Codeforces Solution-D. Mouse Hunt-Solution in C, C++, Java, Python

Algorithm

Medicine faculty of Berland State University has just finished their admission campaign. As usual, about $80 %$ of applicants are girls and majority of them are going to live in the university dormitory for the next $4$ (hopefully) years.

The dormitory consists of $n$ rooms and a single mouse! Girls decided to set mouse traps in some rooms to get rid of the horrible monster. Setting a trap in room number $i$ costs $c_{i}$ burles. Rooms are numbered from $1$ to $n$ .

Mouse doesn't sit in place all the time, it constantly runs. If it is in room $i$ in second $t$ then it will run to room $a_{i}$ in second $t + 1$ without visiting any other rooms inbetween ( $i = a_{i}$ means that mouse won't leave room $i$ ). It's second $0$ in the start. If the mouse is in some room with a mouse trap in it, then the mouse get caught into this trap.

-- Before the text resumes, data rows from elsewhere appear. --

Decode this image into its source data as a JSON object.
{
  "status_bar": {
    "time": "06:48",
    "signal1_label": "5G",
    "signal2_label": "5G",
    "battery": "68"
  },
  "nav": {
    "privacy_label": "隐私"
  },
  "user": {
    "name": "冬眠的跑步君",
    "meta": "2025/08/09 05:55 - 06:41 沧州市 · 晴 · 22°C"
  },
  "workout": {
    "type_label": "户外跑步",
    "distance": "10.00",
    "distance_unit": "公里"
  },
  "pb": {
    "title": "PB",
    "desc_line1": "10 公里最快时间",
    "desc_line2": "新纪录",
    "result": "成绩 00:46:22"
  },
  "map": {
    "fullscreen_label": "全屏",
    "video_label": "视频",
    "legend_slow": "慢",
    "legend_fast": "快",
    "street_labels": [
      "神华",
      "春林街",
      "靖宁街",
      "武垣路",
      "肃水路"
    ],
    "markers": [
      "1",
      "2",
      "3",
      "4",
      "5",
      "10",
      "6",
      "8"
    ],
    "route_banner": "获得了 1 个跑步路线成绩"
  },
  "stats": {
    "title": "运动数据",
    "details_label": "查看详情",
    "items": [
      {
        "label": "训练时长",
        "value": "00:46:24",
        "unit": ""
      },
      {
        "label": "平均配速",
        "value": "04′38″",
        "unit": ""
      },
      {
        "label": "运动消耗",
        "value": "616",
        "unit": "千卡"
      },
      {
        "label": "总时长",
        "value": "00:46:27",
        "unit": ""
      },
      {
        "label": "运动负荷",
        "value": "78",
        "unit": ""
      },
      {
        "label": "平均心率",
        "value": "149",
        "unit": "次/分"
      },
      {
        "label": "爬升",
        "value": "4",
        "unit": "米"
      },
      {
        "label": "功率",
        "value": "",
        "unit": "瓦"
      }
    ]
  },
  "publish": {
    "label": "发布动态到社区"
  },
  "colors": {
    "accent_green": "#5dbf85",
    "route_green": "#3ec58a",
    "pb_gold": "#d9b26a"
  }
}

That would have been so easy if the girls actually knew where the mouse at. Unfortunately, that's not the case, mouse can be in any room from $1$ to $n$ at second $0$ .

What it the minimal total amount of burles girls can spend to set the traps in order to guarantee that the mouse will eventually be caught no matter the room it started from?

Input

The first line contains as single integers $n$ ( $1 \leq n \leq 2 \cdot 10^{5}$ ) — the number of rooms in the dormitory.

The second line contains $n$ integers $c_{1}, c_{2}, \dots, c_{n}$ ( $1 \leq c_{i} \leq 10^{4}$ ) — $c_{i}$ is the cost of setting the trap in room number $i$ .

The third line contains $n$ integers $a_{1}, a_{2}, \dots, a_{n}$ ( $1 \leq a_{i} \leq n$ ) — $a_{i}$ is the room the mouse will run to the next second after being in room $i$ .

Output

Print a single integer — the minimal total amount of burles girls can spend to set the traps in order to guarantee that the mouse will eventually be caught no matter the room it started from.

Examples
input
Copy
5
1 2 3 2 10
1 3 4 3 3
output
Copy
3
input
Copy
4
1 10 2 10
2 4 2 2
output
Copy
10
input
Copy
7
1 1 1 1 1 1 1
2 2 2 3 6 7 6
output
Copy
2

Note

In the first example it is enough to set mouse trap in rooms $1$ and $4$ . If mouse starts in room $1$ then it gets caught immideately. If mouse starts in any other room then it eventually comes to room $4$ .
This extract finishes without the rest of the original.